When the others had done feeding, they blackened as usual, and flew up to hang like thunder under the trees. Then the one butterfly which had not fed left its shelter and fluttered out among them. The black butterflies, seeing its difference, turned on it and tore it in pieces, for they had claws in their mouths.
The fragments of the butterfly lay in a bright heap beneath the fern, but when the black butterflies flopped down, the fragments, also, began to issue gold, and by nightfall, a fruit lay where the one bright butterfly had lain, as with all the rest.
Dawn returned; the golden fruit opened and the butterflies flew and played about the grove. Then there arrived young men and maidens, who made joyous and foul confession at the altar, and the stone was given its libation.
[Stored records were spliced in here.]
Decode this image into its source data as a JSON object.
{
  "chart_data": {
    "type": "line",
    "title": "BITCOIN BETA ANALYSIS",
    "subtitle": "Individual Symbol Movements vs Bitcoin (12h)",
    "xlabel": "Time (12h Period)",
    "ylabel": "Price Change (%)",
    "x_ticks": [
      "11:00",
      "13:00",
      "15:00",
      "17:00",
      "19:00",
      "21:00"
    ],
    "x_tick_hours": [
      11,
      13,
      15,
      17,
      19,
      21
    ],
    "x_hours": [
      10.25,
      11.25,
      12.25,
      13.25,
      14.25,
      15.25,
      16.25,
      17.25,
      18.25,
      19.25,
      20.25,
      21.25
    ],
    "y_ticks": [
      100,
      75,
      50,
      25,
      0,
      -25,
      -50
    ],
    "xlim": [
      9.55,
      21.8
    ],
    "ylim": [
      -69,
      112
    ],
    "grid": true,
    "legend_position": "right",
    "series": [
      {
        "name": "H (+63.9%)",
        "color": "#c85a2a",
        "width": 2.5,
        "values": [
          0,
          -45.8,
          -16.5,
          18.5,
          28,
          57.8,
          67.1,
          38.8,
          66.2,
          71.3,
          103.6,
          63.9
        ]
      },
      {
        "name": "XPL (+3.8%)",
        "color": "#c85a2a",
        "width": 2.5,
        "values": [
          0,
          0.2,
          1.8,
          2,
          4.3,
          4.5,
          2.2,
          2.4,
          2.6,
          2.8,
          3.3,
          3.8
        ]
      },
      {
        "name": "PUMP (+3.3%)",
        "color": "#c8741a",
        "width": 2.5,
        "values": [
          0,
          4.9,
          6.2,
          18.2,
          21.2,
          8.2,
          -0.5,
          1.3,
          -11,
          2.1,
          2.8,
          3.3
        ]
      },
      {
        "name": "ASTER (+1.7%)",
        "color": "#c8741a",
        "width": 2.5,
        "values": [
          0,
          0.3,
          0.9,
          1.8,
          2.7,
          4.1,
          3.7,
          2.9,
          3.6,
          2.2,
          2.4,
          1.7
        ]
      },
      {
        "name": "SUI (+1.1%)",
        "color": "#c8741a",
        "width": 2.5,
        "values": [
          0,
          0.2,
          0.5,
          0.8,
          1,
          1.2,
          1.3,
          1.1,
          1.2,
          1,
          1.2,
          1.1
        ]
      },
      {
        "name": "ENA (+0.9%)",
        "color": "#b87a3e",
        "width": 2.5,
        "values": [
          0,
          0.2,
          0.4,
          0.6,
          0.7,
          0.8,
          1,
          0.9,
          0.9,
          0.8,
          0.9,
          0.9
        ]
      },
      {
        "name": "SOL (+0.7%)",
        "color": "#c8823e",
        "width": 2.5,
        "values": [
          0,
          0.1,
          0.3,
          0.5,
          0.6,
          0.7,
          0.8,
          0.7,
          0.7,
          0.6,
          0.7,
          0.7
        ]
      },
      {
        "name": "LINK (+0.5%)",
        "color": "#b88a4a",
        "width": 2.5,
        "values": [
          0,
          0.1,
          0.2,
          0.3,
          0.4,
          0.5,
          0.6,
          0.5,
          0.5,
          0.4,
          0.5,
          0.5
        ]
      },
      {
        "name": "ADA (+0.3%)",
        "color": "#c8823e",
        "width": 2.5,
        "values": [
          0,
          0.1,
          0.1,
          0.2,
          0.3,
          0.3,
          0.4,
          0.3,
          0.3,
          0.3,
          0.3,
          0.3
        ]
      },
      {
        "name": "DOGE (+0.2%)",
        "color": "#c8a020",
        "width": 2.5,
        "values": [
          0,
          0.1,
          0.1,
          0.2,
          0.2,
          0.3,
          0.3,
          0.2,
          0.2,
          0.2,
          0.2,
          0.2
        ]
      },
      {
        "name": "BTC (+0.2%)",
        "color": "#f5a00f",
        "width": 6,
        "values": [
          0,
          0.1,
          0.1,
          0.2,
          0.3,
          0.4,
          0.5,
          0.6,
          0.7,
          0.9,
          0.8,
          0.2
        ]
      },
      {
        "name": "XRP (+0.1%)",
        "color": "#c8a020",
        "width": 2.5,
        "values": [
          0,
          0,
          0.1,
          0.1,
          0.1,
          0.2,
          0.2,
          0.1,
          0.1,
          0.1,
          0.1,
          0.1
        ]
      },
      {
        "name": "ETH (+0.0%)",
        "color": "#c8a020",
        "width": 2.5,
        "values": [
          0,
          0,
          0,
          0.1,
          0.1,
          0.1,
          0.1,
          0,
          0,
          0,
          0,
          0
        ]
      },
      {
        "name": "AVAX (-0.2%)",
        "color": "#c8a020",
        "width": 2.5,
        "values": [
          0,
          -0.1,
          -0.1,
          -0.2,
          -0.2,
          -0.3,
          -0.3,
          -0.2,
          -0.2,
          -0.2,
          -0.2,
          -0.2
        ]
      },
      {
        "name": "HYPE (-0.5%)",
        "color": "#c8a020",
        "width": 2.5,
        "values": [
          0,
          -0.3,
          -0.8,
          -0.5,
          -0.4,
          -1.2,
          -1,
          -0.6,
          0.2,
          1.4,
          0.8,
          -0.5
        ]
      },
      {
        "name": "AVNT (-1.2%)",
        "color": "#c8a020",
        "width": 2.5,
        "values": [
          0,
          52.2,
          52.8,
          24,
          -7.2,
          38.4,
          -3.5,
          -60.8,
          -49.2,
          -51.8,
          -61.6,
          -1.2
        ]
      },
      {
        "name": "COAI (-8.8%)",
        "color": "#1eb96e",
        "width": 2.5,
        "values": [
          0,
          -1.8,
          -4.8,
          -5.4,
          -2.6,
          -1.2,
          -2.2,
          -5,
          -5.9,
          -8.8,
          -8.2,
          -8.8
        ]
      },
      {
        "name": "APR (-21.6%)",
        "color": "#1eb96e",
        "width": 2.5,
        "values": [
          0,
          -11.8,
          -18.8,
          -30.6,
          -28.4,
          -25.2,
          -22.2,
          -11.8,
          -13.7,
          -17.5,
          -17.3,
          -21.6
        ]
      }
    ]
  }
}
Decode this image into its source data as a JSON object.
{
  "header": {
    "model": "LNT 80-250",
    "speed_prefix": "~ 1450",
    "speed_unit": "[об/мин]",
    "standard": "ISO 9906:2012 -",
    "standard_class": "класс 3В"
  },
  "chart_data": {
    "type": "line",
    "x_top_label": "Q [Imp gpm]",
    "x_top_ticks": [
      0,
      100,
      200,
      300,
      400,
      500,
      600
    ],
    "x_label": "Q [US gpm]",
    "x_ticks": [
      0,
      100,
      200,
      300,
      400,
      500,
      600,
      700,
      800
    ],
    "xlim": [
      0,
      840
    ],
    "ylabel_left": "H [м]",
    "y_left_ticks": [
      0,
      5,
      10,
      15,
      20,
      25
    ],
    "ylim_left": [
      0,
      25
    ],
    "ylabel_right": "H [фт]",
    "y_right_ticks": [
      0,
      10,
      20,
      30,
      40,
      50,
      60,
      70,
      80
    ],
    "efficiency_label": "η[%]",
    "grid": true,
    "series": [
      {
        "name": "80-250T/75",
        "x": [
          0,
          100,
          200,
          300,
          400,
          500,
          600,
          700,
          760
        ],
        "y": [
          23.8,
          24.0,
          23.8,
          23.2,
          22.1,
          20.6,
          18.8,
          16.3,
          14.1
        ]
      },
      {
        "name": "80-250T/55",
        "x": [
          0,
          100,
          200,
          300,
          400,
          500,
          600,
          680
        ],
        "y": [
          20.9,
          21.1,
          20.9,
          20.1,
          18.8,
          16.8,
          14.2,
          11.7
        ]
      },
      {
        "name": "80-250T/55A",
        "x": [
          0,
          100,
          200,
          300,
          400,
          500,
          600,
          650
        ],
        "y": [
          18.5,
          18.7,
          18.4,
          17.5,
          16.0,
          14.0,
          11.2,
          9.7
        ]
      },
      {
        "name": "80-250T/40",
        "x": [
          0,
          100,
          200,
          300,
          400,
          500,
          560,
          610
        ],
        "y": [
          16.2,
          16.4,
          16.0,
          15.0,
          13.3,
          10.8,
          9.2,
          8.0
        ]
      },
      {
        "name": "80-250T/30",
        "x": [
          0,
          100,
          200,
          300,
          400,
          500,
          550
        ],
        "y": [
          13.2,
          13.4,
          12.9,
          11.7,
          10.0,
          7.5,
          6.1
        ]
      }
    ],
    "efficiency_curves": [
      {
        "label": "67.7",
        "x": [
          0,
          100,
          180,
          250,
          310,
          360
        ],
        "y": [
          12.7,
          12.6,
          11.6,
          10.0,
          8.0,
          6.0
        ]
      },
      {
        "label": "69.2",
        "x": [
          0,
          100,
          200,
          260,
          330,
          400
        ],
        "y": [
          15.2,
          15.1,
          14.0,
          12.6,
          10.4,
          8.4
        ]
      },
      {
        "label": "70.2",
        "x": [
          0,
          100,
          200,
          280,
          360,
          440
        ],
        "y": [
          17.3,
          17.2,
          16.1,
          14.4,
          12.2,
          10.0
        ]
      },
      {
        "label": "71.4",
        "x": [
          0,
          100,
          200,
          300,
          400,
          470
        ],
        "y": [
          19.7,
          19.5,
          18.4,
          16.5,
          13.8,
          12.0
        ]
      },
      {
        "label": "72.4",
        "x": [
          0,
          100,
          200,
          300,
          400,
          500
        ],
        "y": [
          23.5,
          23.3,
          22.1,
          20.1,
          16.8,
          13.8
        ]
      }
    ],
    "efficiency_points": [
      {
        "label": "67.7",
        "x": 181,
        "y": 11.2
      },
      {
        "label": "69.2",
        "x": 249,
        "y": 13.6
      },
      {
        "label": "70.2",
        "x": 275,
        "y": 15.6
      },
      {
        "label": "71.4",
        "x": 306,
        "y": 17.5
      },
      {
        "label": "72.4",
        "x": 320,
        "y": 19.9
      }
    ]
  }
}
But when the butterflies settled there to feed, three flew another way, to the spot where the man sat watching t
hem, and they gathered instead on his robe, and he sheltered them. So bright they burned, like little papers written by the sun. But later, when the other butterflies rose from their feast, black as if burnt, the bright butterflies flew among them and were ripped to bits. When these bits were on the ground, they issued gold, and turned to golden fruits.
And this happened day after day, for seven days, or nine, or more. But each day more butterflies abstained from the nectar of tears and blood, although they were then slaughtered by those which had not.
One morning, a handful of minutes before the dawn, as Dathanja sat in the grove of olives, and the butterflies were just beginning to break free of the fruit, a girl stole into the grove alone, and stood at the man’s left shoulder.
She was a poor girl, dressed in rags, and with neither a precious stone nor a garland on her hair, but only a mean cloth to hide it and muffle her face. Dathanja had seen many destitutes in the City. Generally they stretched dead in gutters, having brought themselves to ruin with excess in pleasure, sadism, or ill-conceived magic. None would help them; it was not religious. Nor did they entreat. This girl might be one such, on her descent to the crematory pits. But still she murmured to Dathanja in a low dulcet voice, “Why do you stay here, lord, to watch butterflies, when there are so many marvels in the City?” Since he did not answer, she continued, “Today there is a celebration. Mages will fly with wings and women will dance themselves to death. Eastward, a new palace has been erected. The casements are of colored rain, but it has, too, its own tame sun, that lives in a cupola of cedar wood—which every day will be incinerated by the heat, and so will have to be replaced every day. Westward there is a bull of electrum that has trapped a moon between its horns; it speaks awesome prophecies. And south there is a garden grown from one seed. It is only seven yards in length or breadth, but whosoever enters is lost among its walks and arbors for days on end. And north there is to be a marriage between a virgin and a statue of chalcedony. And there are other matters. Why sit here and stare at butterflies?”